Betrieb & Gewerkschaft

Tarifbewegung M+E Industrie:

Jetzt streikt’s

"Jetzt streikt’s" titelte metall-extra in der vor dem Streikbeginn am 6. Mai bundesweit in den Betrieben verteilten Ausgabe. Der 6,5 Prozent Forderung der IG Metall stand zuletzt ein 3-Prozent-Angebot von Gesamtmetall gegenüber. Die IG Metall hatte Kompromissbereitschaft bei vier Prozent signalisiert. In den zur Urabstimmung gerufenen Bezirken Berlin-Brandenburg-Sachsen und Baden-Württemberg votierten 85-90 Prozent der streikfähigen IGM-Mitglieder für Streik. 75 Prozent sind nach IGM-Satzung erforderlich! Die Wahlbeteiligung lag im Südwesten über 96 Prozent.

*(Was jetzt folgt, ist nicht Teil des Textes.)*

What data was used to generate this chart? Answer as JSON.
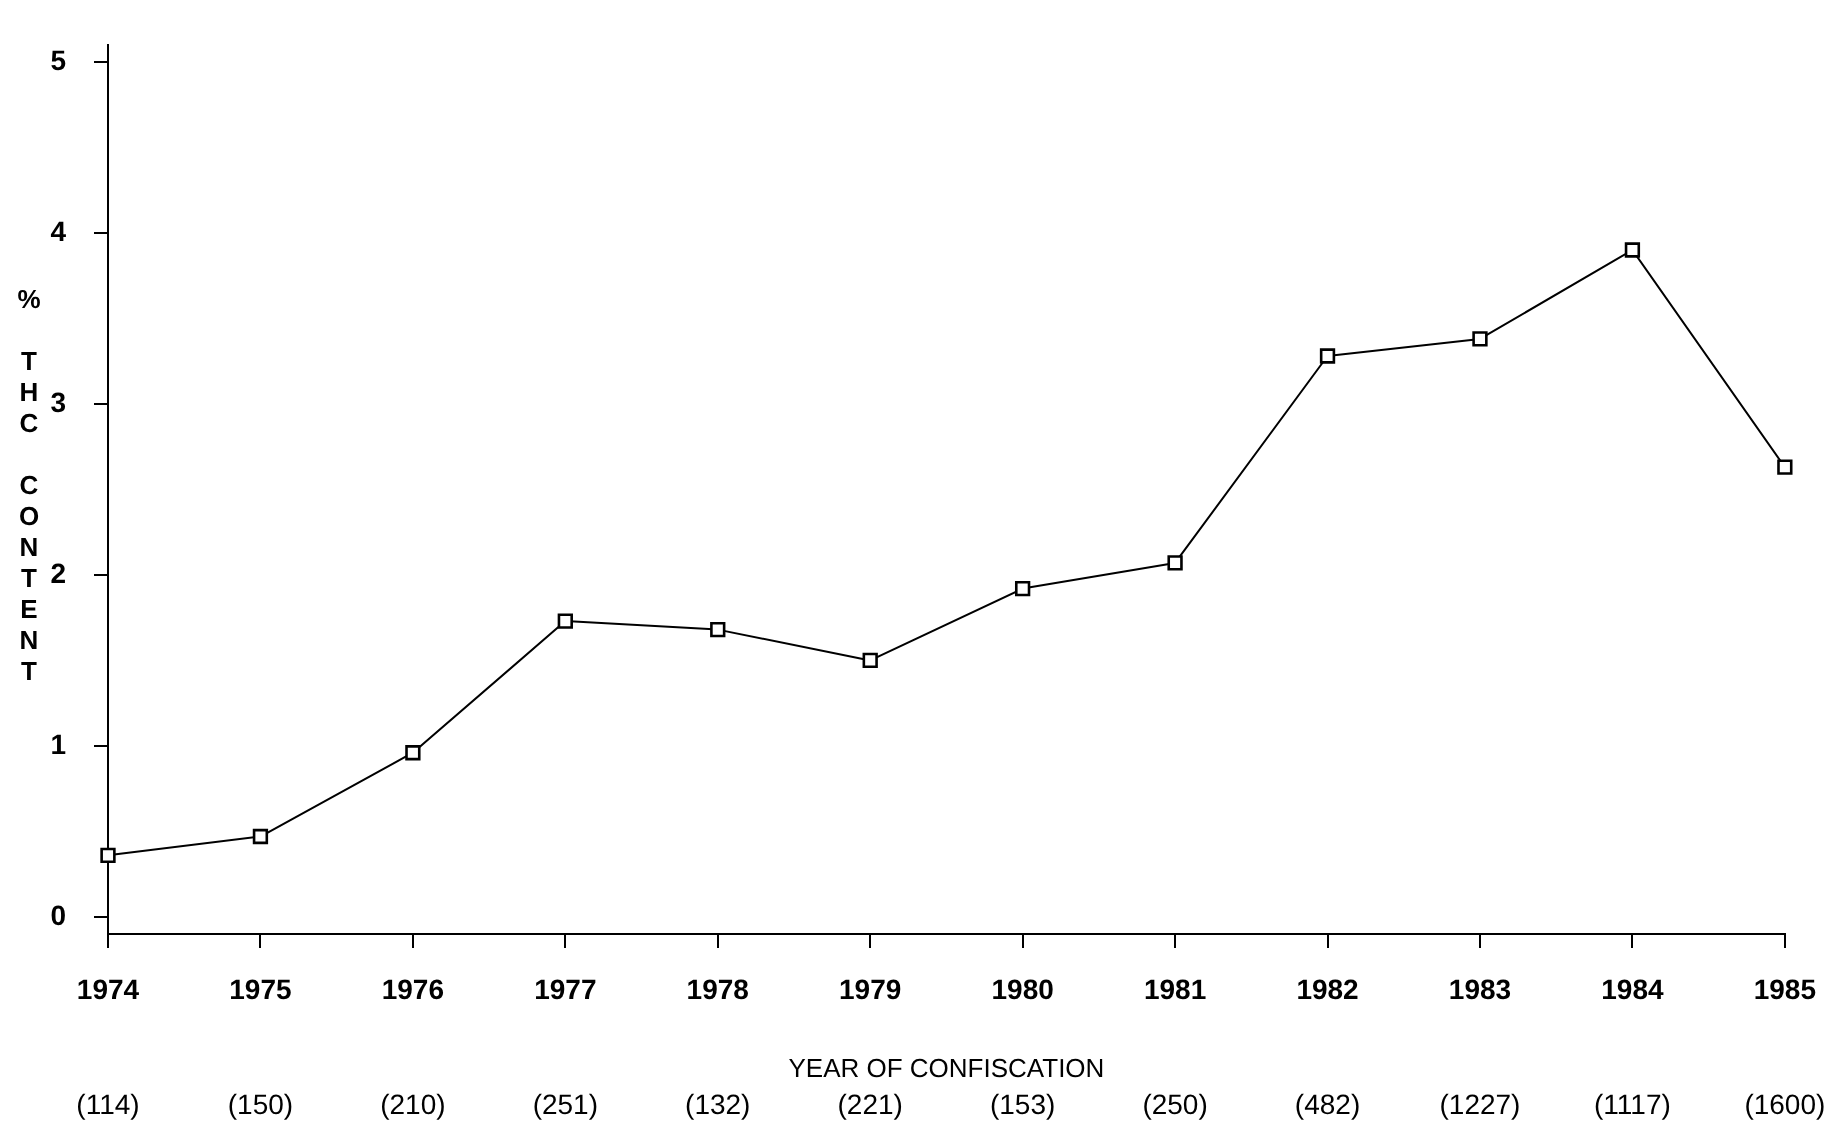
{
  "chart_data": {
    "type": "line",
    "xlabel": "YEAR OF CONFISCATION",
    "ylabel": "% THC CONTENT",
    "categories": [
      "1974",
      "1975",
      "1976",
      "1977",
      "1978",
      "1979",
      "1980",
      "1981",
      "1982",
      "1983",
      "1984",
      "1985"
    ],
    "series": [
      {
        "color": "#000000",
        "values": [
          0.36,
          0.47,
          0.96,
          1.73,
          1.68,
          1.5,
          1.92,
          2.07,
          3.28,
          3.38,
          3.9,
          2.63
        ]
      }
    ],
    "ylim": [
      -0.1,
      5.1
    ],
    "yticks": [
      0,
      1,
      2,
      3,
      4,
      5
    ],
    "grid": false,
    "legend": false,
    "marker": "square",
    "line_style": "solid",
    "annotations": [
      "(114)",
      "(150)",
      "(210)",
      "(251)",
      "(132)",
      "(221)",
      "(153)",
      "(250)",
      "(482)",
      "(1227)",
      "(1117)",
      "(1600)"
    ]
  }
}
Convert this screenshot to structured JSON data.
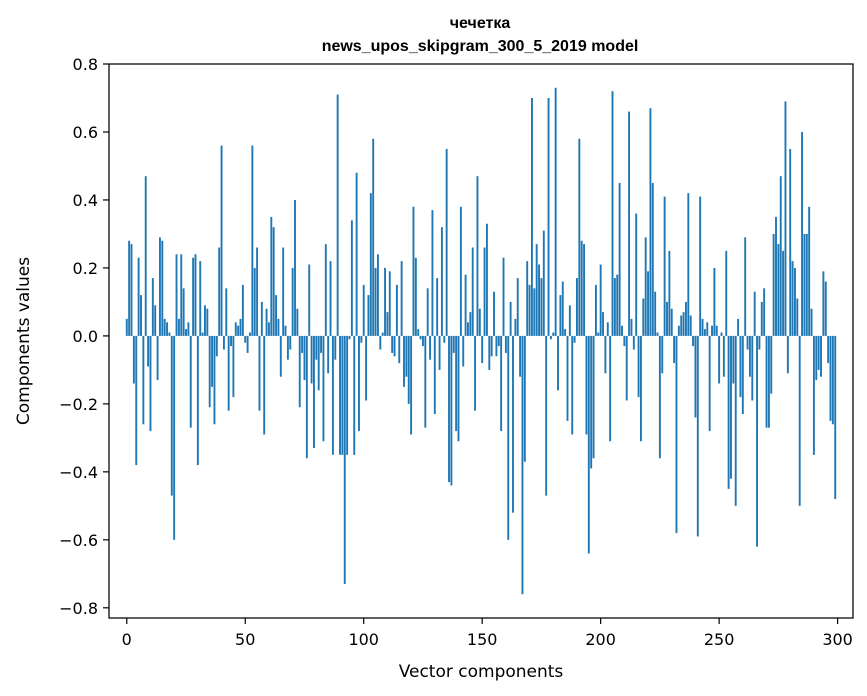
{
  "chart_data": {
    "type": "bar",
    "title": [
      "чечетка",
      "news_upos_skipgram_300_5_2019 model"
    ],
    "xlabel": "Vector components",
    "ylabel": "Components values",
    "xlim": [
      -7.5,
      306.5
    ],
    "ylim": [
      -0.83,
      0.8
    ],
    "xticks": [
      0,
      50,
      100,
      150,
      200,
      250,
      300
    ],
    "xtick_labels": [
      "0",
      "50",
      "100",
      "150",
      "200",
      "250",
      "300"
    ],
    "yticks": [
      -0.8,
      -0.6,
      -0.4,
      -0.2,
      0.0,
      0.2,
      0.4,
      0.6,
      0.8
    ],
    "ytick_labels": [
      "−0.8",
      "−0.6",
      "−0.4",
      "−0.2",
      "0.0",
      "0.2",
      "0.4",
      "0.6",
      "0.8"
    ],
    "grid": false,
    "bar_color": "#1f77b4",
    "x": [
      0,
      1,
      2,
      3,
      4,
      5,
      6,
      7,
      8,
      9,
      10,
      11,
      12,
      13,
      14,
      15,
      16,
      17,
      18,
      19,
      20,
      21,
      22,
      23,
      24,
      25,
      26,
      27,
      28,
      29,
      30,
      31,
      32,
      33,
      34,
      35,
      36,
      37,
      38,
      39,
      40,
      41,
      42,
      43,
      44,
      45,
      46,
      47,
      48,
      49,
      50,
      51,
      52,
      53,
      54,
      55,
      56,
      57,
      58,
      59,
      60,
      61,
      62,
      63,
      64,
      65,
      66,
      67,
      68,
      69,
      70,
      71,
      72,
      73,
      74,
      75,
      76,
      77,
      78,
      79,
      80,
      81,
      82,
      83,
      84,
      85,
      86,
      87,
      88,
      89,
      90,
      91,
      92,
      93,
      94,
      95,
      96,
      97,
      98,
      99,
      100,
      101,
      102,
      103,
      104,
      105,
      106,
      107,
      108,
      109,
      110,
      111,
      112,
      113,
      114,
      115,
      116,
      117,
      118,
      119,
      120,
      121,
      122,
      123,
      124,
      125,
      126,
      127,
      128,
      129,
      130,
      131,
      132,
      133,
      134,
      135,
      136,
      137,
      138,
      139,
      140,
      141,
      142,
      143,
      144,
      145,
      146,
      147,
      148,
      149,
      150,
      151,
      152,
      153,
      154,
      155,
      156,
      157,
      158,
      159,
      160,
      161,
      162,
      163,
      164,
      165,
      166,
      167,
      168,
      169,
      170,
      171,
      172,
      173,
      174,
      175,
      176,
      177,
      178,
      179,
      180,
      181,
      182,
      183,
      184,
      185,
      186,
      187,
      188,
      189,
      190,
      191,
      192,
      193,
      194,
      195,
      196,
      197,
      198,
      199,
      200,
      201,
      202,
      203,
      204,
      205,
      206,
      207,
      208,
      209,
      210,
      211,
      212,
      213,
      214,
      215,
      216,
      217,
      218,
      219,
      220,
      221,
      222,
      223,
      224,
      225,
      226,
      227,
      228,
      229,
      230,
      231,
      232,
      233,
      234,
      235,
      236,
      237,
      238,
      239,
      240,
      241,
      242,
      243,
      244,
      245,
      246,
      247,
      248,
      249,
      250,
      251,
      252,
      253,
      254,
      255,
      256,
      257,
      258,
      259,
      260,
      261,
      262,
      263,
      264,
      265,
      266,
      267,
      268,
      269,
      270,
      271,
      272,
      273,
      274,
      275,
      276,
      277,
      278,
      279,
      280,
      281,
      282,
      283,
      284,
      285,
      286,
      287,
      288,
      289,
      290,
      291,
      292,
      293,
      294,
      295,
      296,
      297,
      298,
      299
    ],
    "values": [
      0.05,
      0.28,
      0.27,
      -0.14,
      -0.38,
      0.23,
      0.12,
      -0.26,
      0.47,
      -0.09,
      -0.28,
      0.17,
      0.09,
      -0.13,
      0.29,
      0.28,
      0.05,
      0.04,
      0.01,
      -0.47,
      -0.6,
      0.24,
      0.05,
      0.24,
      0.14,
      0.02,
      0.04,
      -0.27,
      0.23,
      0.24,
      -0.38,
      0.22,
      0.01,
      0.09,
      0.08,
      -0.21,
      -0.15,
      -0.26,
      -0.06,
      0.26,
      0.56,
      -0.04,
      0.14,
      -0.22,
      -0.03,
      -0.18,
      0.04,
      0.03,
      0.05,
      0.15,
      -0.02,
      -0.05,
      0.01,
      0.56,
      0.2,
      0.26,
      -0.22,
      0.1,
      -0.29,
      0.08,
      0.04,
      0.35,
      0.32,
      0.12,
      0.05,
      -0.12,
      0.26,
      0.03,
      -0.07,
      -0.04,
      0.2,
      0.4,
      0.08,
      -0.21,
      -0.05,
      -0.13,
      -0.36,
      0.21,
      -0.14,
      -0.33,
      -0.07,
      -0.16,
      -0.05,
      -0.31,
      0.27,
      -0.11,
      0.22,
      -0.35,
      -0.07,
      0.71,
      -0.35,
      -0.35,
      -0.73,
      -0.35,
      -0.01,
      0.34,
      -0.35,
      0.48,
      -0.28,
      -0.02,
      0.15,
      -0.19,
      0.12,
      0.42,
      0.58,
      0.2,
      0.24,
      -0.04,
      0.01,
      0.2,
      0.07,
      0.19,
      -0.05,
      -0.06,
      0.15,
      -0.08,
      0.22,
      -0.15,
      -0.12,
      -0.2,
      -0.29,
      0.38,
      0.23,
      0.02,
      -0.01,
      -0.03,
      -0.27,
      0.14,
      -0.07,
      0.37,
      -0.23,
      0.17,
      -0.1,
      0.32,
      -0.02,
      0.55,
      -0.43,
      -0.44,
      -0.05,
      -0.28,
      -0.31,
      0.38,
      -0.09,
      0.18,
      0.04,
      0.07,
      0.26,
      -0.22,
      0.47,
      0.08,
      -0.08,
      0.26,
      0.33,
      -0.1,
      -0.06,
      0.13,
      -0.06,
      -0.03,
      -0.28,
      0.23,
      -0.05,
      -0.6,
      0.1,
      -0.52,
      0.05,
      0.17,
      -0.12,
      -0.76,
      -0.37,
      0.22,
      0.15,
      0.7,
      0.14,
      0.27,
      0.21,
      0.17,
      0.31,
      -0.47,
      0.7,
      -0.01,
      0.01,
      0.73,
      -0.16,
      0.12,
      0.16,
      0.02,
      -0.25,
      0.09,
      -0.29,
      -0.02,
      0.17,
      0.58,
      0.28,
      0.27,
      -0.29,
      -0.64,
      -0.39,
      -0.36,
      0.15,
      0.01,
      0.21,
      0.07,
      -0.11,
      0.04,
      -0.31,
      0.72,
      0.17,
      0.18,
      0.45,
      0.03,
      -0.03,
      -0.19,
      0.66,
      0.05,
      -0.04,
      0.36,
      -0.18,
      -0.31,
      0.11,
      0.29,
      0.19,
      0.67,
      0.45,
      0.13,
      0.01,
      -0.36,
      -0.11,
      0.41,
      0.1,
      0.25,
      0.08,
      -0.08,
      -0.58,
      0.03,
      0.06,
      0.07,
      0.1,
      0.42,
      0.06,
      -0.03,
      -0.24,
      -0.59,
      0.41,
      0.05,
      0.02,
      0.04,
      -0.28,
      0.03,
      0.2,
      0.03,
      -0.14,
      0.01,
      -0.12,
      0.25,
      -0.45,
      -0.42,
      -0.14,
      -0.5,
      0.05,
      -0.18,
      -0.23,
      0.29,
      -0.04,
      -0.12,
      -0.19,
      0.13,
      -0.62,
      -0.04,
      0.1,
      0.14,
      -0.27,
      -0.27,
      -0.17,
      0.3,
      0.35,
      0.27,
      0.47,
      0.25,
      0.69,
      -0.11,
      0.55,
      0.22,
      0.2,
      0.11,
      -0.5,
      0.6,
      0.3,
      0.3,
      0.38,
      0.08,
      -0.35,
      -0.13,
      -0.1,
      -0.12,
      0.19,
      0.16,
      -0.08,
      -0.25,
      -0.26,
      -0.48
    ]
  }
}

Soweit 12 Stunden vor Streikbeginn zum Redaktionsschluss der LinX bekannt, werden bis zum Erscheinen dieser Ausgabe in drei Tarifgebieten im Südwestbezirk in 80 Betrieben die Belegschaften tageweise gestreikt haben. Flexi-Streik nennt die IGM das Konzept der roulierenden Streiks in diesem Arbeitskampf. Bestimmte Betriebe sollen mehr als einmal zum kurzen Streik aufgerufen werden. Kein einfaches Unterfangen bei der "Wenn Streik – dann richtig!"-Stimmung unter den Organisierten!

Ein wesentlicher Grund für das Flex-Streik-Konzept ist der von der CDU/CSU/FDP-Regierung 1985, gegen massiven Widerstand vor allem der IG Metall, zum Anti-Streikparagraphen novellierte § 116 Arbeitsförderungsgesetz, der heute unter § 146 im Sozialgesetzbuch III steht: Bei streikbedingten Produktionsausfällen in anderen Betrieben erhalten die dort von Kurzarbeit betroffenen Arbeitnehmer kein Kurzarbeitergeld vom Arbeitsamt. Kalte Aussperrung genannt! Es bleibt ggf. nur der Weg zum Sozialamt, mit dem bekannten "Kopfstand" bezüglich der familiären Einkommens- und Vermögensverhältnisse. Die amtierende SPD/Grünen-Regierung hat, der DGB Wahlhilfe zum Trotz, keine Rücknahme des Antistreikparagraphen in Aussicht gestellt!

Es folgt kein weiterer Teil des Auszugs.